Delicious homemade buns and breads are a delight for the tastebuds and making the dough is a sacred moment.

Kneading dough has a therapeutic effect, it makes us relax and give our best and feel the pleasure of creating something as wonderful as pastries.

Flour, yeast, water, salt and sugar are needed to make a classic bread dough.

In order for the dough to rise, it is necessary to activate the yeast. This process is accomplished by heating water to about 37°C and dissolving the yeast in it, along with a tablespoon or two of sugar, as yeast activates faster in the presence of sugar.

After about 20 minutes, the yeast has activated and the dough is kneaded.

Initially, the ingredients can be mixed with a spoon, but in the end the dough needs to be kneaded by hand.

To activate the gluten in the dough and make it soft and elastic, so that it is easy to work with, it takes 10-15 minutes to knead.

It is best to hold the dough with one hand and gently pull it forward with the other, then fold and pull it again.

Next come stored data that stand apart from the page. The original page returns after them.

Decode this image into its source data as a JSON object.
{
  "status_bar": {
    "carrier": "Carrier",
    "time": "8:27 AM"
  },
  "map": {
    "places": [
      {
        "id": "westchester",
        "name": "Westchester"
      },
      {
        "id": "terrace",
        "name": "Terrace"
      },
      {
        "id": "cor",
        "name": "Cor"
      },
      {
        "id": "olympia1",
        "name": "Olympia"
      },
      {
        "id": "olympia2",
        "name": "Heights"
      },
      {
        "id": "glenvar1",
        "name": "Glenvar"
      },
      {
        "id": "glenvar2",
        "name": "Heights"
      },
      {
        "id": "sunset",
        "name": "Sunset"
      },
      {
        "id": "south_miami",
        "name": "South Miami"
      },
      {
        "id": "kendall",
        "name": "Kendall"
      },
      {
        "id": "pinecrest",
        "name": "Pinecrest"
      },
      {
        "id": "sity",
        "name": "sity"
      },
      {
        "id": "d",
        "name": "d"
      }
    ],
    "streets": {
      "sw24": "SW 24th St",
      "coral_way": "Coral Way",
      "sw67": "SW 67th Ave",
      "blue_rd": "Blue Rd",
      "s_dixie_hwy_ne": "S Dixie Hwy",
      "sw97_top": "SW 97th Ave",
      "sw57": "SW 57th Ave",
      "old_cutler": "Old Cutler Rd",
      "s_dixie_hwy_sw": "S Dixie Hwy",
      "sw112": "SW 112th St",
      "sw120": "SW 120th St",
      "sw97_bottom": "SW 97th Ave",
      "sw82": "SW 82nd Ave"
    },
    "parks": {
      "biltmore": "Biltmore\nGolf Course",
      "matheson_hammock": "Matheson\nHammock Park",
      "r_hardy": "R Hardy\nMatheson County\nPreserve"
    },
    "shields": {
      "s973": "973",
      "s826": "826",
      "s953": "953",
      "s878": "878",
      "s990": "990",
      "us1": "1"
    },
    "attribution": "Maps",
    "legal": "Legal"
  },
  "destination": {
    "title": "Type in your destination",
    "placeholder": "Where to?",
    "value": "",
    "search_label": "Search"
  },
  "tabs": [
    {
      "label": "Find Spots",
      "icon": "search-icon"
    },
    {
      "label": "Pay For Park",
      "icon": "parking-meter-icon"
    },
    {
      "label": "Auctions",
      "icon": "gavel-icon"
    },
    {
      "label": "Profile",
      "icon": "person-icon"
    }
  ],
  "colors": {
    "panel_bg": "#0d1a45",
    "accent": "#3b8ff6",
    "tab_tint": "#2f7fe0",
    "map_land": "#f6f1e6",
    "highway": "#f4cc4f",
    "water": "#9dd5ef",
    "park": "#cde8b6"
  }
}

Because kneading, as pleasant as it is, it is also quite time consuming and a trick called slamming dough is used to reduce the kneading time.

The dough is raised to a height above the head and it is slammed into the table on which it is kneaded.

This is repeated a hundred times - this way the gluten is activated and the dough becomes smooth and elastic faster and with less effort.

In addition, excessive kneading can cause the bread to become flat, instead of it rising.

The risk of kneading is relatively lower if we beat it.